Ik schaamde me naderhand zo erg. Gebroken in mijn geest, bad ik: "O, Heer, zal ik nooit leren om op te houden met pochen en mijn mond te houden?"

We hebben allemaal zaadjes van jaloersheid en afgunst in ons. De vraag is: wie onder ons zal dat erkennen?

Een heilige puriteinse prediker, genaamd Thomas Manton, zei van de menselijke neiging naar jaloersheid en afgunst: "We zijn geboren met deze zonde van Adam. We drinken deze in met onze moedermelk". Zo diep zit die zonde in ons.

Zulke zondige zaadjes weerhouden ons ervan ons te verheugen in de zegeningen en prestaties van andere leiders of werkers. Het effect ervan is dat er machtige muren worden opgeworpen tussen ons en onze broeders en zusters: "Gramschap is wreed en toorn is overstelpend, maar wie zal voor jaloersheid bestaan?" (Spreuken 27:4).

Jacobus voegt hieraan toe: "Indien gij echter bittere naijver en zelfzucht in uw hart hebt, beroemt u dan niet en liegt niet tegen de waarheid" (Jacobus 3:14).

Als boodschapper van het evangelie van Christus kan ik eenvoudigweg niet vasthouden aan jaloersheid of afgunst naar iemand toe. Jacobus maakt het duidelijk dat dit me zal hinderen om met geestelijke autoriteit te prediken of te onderwijzen, omdat ik een leugen heb geleefd tegen de waarheid in. In eenvoudige woorden: deze zonde van jaloersheid en afgunst is een bitter vergif. En ik schrijf deze boodschap vandaag omdat de Heilige Geest me de afschuwelijkheid heeft getoond van de zonde in de ogen van de Heer. Als we eraan blijven vasthouden, zal het niet alleen onze geestelijke autoriteit kosten, maar zal het ons ook openen voor demonische activiteit.
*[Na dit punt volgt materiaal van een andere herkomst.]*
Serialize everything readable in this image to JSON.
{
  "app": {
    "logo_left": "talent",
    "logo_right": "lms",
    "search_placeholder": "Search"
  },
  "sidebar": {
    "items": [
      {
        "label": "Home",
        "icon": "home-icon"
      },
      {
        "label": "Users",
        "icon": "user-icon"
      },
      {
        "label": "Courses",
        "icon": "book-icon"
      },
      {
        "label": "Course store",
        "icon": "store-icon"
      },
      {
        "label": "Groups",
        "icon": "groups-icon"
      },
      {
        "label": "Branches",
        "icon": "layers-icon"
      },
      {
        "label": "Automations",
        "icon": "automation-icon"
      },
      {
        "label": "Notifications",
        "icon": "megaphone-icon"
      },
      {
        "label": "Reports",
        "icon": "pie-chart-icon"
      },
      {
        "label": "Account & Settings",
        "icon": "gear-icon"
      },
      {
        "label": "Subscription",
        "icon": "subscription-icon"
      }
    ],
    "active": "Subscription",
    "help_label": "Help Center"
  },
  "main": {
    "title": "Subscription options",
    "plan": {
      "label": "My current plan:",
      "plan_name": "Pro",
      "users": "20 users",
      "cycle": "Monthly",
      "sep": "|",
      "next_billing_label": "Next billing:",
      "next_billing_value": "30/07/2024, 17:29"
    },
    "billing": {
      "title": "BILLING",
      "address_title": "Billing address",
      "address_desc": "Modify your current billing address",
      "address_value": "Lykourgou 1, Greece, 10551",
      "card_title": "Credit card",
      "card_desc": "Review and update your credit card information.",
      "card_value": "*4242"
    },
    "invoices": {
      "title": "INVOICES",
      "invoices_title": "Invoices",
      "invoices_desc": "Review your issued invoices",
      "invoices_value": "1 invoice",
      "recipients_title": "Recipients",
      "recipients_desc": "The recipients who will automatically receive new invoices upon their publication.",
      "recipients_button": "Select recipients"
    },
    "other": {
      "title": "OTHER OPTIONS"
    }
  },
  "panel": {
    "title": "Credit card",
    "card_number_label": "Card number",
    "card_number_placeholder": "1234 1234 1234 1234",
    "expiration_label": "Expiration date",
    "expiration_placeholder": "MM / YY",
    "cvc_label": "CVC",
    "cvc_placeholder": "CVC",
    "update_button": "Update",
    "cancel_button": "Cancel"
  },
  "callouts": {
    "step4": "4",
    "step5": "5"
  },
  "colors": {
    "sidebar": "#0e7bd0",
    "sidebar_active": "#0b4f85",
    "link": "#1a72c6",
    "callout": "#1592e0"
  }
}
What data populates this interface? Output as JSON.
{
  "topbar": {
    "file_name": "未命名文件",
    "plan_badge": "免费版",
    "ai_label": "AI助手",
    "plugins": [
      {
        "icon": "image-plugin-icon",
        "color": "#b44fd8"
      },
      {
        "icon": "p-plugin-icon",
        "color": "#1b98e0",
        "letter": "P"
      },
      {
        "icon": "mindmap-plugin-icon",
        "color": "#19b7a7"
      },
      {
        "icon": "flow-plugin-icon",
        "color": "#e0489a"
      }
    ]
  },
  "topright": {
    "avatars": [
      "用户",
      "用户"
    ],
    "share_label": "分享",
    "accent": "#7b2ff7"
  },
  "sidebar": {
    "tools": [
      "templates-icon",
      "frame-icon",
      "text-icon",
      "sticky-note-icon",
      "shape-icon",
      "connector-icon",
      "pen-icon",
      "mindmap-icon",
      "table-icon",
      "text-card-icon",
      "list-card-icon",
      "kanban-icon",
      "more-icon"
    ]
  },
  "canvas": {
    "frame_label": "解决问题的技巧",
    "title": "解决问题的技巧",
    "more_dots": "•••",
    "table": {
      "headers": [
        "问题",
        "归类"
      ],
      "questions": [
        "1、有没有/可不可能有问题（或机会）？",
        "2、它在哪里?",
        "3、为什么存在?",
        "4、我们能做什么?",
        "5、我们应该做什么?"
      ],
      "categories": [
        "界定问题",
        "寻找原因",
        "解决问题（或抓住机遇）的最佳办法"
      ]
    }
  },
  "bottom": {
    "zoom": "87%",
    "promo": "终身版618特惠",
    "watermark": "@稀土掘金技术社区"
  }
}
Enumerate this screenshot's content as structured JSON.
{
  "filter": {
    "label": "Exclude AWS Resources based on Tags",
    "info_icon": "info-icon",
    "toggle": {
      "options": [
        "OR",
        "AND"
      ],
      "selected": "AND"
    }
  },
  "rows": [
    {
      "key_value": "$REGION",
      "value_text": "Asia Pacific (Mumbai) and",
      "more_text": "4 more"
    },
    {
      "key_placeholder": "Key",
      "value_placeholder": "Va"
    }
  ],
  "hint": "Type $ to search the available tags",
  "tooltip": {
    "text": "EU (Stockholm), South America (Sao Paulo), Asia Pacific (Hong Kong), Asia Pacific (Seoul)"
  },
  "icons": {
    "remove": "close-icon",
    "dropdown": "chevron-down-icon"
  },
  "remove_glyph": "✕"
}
In 1 Samuël 18 vinden we David, terugkerend van een gevecht waarin hij de Filistijnen heeft afgeslacht. Toen hij en koning Saul Jeruzalem binnenreden, kwamen de vrouwen van Israël naar buiten om de overwinningen van David te vieren, dansend en zingend: "Saul heeft duizenden overwonnen, en David, tienduizenden".

Saul was gewond door deze vrolijke viering, en dacht bij zichzelf: "Aan David hebben zij tienduizenden gegeven, maar aan mij de duizenden; ook het koningschap zal nog voor hem zijn…" (1 Samuël 18:8).

Onmiddellijk werd Saul verteerd door een geest van jaloersheid en afgunst. In het volgende vers lezen we van het dodelijke effect hiervan op hem: "Sedert die dag sloeg Saul David met wantrouwen gade" (18:9).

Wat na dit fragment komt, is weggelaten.